Basically build a socket based scheduling (using sockets instead of
cores), and build a gres configuration for the GPUs, 2 lines - 1 with
CPUs=0-9, the other with CPUs=10-19
see http://slurm.schedmd.com/gres.html
and http://slurm.schedmd.com/slurm.conf.html (search for CR_Socket)
I'm not sure if cr_socket means the cpus in gres.conf are still
cores/threads (as implied by documentation) or sockets (as implied by
common sense).
On 09/14/2015 07:38 PM, David McGiven wrote:
Dividing a 2cpu+2gpu machine into two independent blocks of 1cpu+1gpu
each.
Dear SLURM users,
We recently bought some machines with 2 Intel Xeon processors (10 core
each) and 2 GPU each.
For 90% of our cluster use, our jobs run well in up to 10 cores + 1
GPU, and for optimal performance all the cores requested must be
"pinned" to the same physical cpu.
Currently we are using a TORQUE+MAUI combination but I’m not sure it
has the features we need.
I would like to know if one could deploy a setup in SLURM like this :
Basically, I would like to divide each machine in two blocks of 1 cpu
(10 cores) and 1 GPU. So the user can ask SLURM for 1 or 2 blocks,
each block consisting on 10 cores and 1 GPU. If the user requests only
1 block, under no circumstances the job threads can be spread to the
two physical cpus or gpus.
For simplicity, there's no need for spreading jobs across nodes with
MPI or the like. All the jobs run locally on each server.
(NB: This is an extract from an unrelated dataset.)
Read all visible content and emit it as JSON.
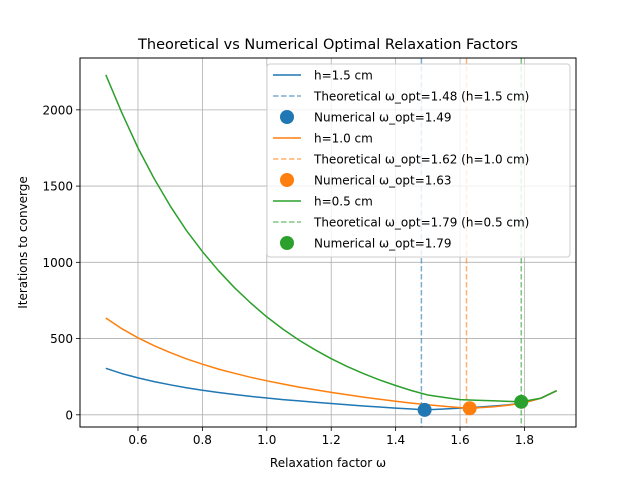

So a cluster of 10 of these machines will have 20 usable "blocks",
therefore 20 jobs maximum running simultaneously in the whole cluster.
When issuing a job, users would request up to 2 "blocks" and up to 10
cores and 1 gpu for each block.
I don't know if I'm overcomplicating this but this should be the ideal
scenario, or at least something very similar. I would prefer not to
use cgroups for this since it can complicate the setup. Ideally it
would be done only with SLURM.
Three examples : The user would ask the SLURM server :
- I need 1 block, and inside this block, 8 cores and 1 gpu.
The 2nd block of the node will remain free and totally independent
from the 1st one. SLURM would report 1 block free with 10 cores and 1
gpu free (although there are 12 free in the machine) and 1 gpu.
Practically, it isn't important if it reports 12 core free as long as
the user can effectively run only on the 10 cores of the 2nd cpu since
there’s only 1 block free.
- I need 1 block, and inside this block, 10 cores and no gpu
Same as before, the 2nd block will remain free and totally independent
from the 1st one, and new jobs could use only the 2nd cpu (10 cores)
and only the 2nd GPU.
- I need 2 blocks, and inside these blocks, 14 cores and 2 gpu.
The jobs will have access to the 2 cpus+2gpus. In this case the
machine won't accept new jobs because the 2 blocks are used. It can or
cannot list the 6 free cores free, this is irrelevant, but since there
are no free "blocks", the slurm node won't accept more jobs.
Any suggestions or advice would be really appreciated.
Best regards,
D